The selective peroxisome proliferator-activated receptor alpha modulator (SPPARMα) paradigm: conceptual framework and therapeutic potential : A consensus statement from the International Atherosclerosis Society (IAS) and the Residual Risk Reduction Initiative (R3i) Foundation.
Fruchart J-C., Santos RD., Aguilar-Salinas C., Aikawa M., Al Rasadi K., Amarenco P., Barter PJ., Ceska R., Corsini A., Després J-P., Duriez P., Eckel RH., Ezhov MV., Farnier M., Ginsberg HN., Hermans MP., Ishibashi S., Karpe F., Kodama T., Koenig W., Krempf M., Lim S., Lorenzatti AJ., McPherson R., Nuñez-Cortes JM., Nordestgaard BG., Ogawa H., Packard CJ., Plutzky J., Ponte-Negretti CI., Pradhan A., Ray KK., Reiner Ž., Ridker PM., Ruscica M., Sadikot S., Shimano H., Sritara P., Stock JK., Su T-C., Susekov AV., Tartar A., Taskinen M-R., Tenenbaum A., Tokgözoğlu LS., Tomlinson B., Tybjærg-Hansen A., Valensi P., Vrablík M., Wahli W., Watts GF., Yamashita S., Yokote K., Zambon A., Libby P.

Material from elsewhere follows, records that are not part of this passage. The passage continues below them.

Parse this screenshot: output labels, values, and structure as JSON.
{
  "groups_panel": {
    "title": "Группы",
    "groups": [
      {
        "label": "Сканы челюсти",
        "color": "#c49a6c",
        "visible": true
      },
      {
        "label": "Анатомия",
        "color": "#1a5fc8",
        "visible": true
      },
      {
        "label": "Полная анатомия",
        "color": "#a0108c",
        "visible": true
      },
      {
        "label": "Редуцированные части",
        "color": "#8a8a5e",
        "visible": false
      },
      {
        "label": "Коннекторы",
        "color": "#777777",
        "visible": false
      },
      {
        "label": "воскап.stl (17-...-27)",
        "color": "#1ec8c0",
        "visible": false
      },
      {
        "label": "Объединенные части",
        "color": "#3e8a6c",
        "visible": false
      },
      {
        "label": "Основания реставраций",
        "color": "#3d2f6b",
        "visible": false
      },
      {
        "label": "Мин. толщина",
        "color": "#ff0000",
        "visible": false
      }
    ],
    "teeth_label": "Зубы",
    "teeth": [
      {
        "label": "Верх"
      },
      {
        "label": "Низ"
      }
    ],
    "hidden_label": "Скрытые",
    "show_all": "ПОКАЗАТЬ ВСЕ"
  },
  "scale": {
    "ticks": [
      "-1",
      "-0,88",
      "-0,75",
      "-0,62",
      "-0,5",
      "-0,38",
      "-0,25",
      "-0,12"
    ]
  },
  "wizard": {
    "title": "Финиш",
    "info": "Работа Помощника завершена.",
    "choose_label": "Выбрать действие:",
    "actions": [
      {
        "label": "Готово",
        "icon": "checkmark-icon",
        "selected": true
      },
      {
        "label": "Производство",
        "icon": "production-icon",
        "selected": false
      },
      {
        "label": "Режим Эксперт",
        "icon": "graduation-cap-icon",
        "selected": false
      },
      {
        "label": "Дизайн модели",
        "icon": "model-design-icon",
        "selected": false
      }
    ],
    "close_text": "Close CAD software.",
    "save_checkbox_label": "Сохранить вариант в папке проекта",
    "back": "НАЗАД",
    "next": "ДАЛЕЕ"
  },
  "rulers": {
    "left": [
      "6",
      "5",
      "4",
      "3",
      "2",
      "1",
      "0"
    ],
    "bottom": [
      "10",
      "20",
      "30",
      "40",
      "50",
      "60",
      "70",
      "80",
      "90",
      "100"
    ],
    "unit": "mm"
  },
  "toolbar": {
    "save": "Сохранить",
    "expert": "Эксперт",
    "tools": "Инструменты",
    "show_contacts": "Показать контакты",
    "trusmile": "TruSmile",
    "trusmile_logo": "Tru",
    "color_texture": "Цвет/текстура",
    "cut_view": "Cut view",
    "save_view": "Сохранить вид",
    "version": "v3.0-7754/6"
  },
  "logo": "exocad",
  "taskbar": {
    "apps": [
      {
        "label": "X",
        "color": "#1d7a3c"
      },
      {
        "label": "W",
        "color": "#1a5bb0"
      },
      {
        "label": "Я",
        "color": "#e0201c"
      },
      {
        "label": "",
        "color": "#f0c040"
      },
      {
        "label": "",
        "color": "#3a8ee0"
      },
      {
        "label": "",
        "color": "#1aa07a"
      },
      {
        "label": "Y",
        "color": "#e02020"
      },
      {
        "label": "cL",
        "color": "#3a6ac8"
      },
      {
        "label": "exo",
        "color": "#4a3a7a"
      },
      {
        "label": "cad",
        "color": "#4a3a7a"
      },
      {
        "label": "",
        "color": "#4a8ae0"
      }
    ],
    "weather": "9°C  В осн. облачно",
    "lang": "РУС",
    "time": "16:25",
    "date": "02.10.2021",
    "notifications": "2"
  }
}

In the era of precision medicine, treatments that target specific modifiable characteristics of high-risk patients have the potential to lower further the residual risk of atherosclerotic cardiovascular events. Correction of atherogenic dyslipidemia, however, remains a major unmet clinical need. Elevated plasma triglycerides, with or without low levels of high-density lipoprotein cholesterol (HDL-C), offer a key modifiable component of this common dyslipidemia, especially in insulin resistant conditions such as type 2 diabetes mellitus. The development of selective peroxisome proliferator-activated receptor alpha modulators (SPPARMα) offers an approach to address this treatment gap. This Joint Consensus Panel appraised evidence for the first SPPARMα agonist and concluded that this agent represents a novel therapeutic class, distinct from fibrates, based on pharmacological activity, and, importantly, a safe hepatic and renal profile. The ongoing PROMINENT cardiovascular outcomes trial is testing in 10,000 patients with type 2 diabetes mellitus, elevated triglycerides, and low levels of HDL-C whether treatment with this SPPARMα agonist safely reduces residual cardiovascular risk.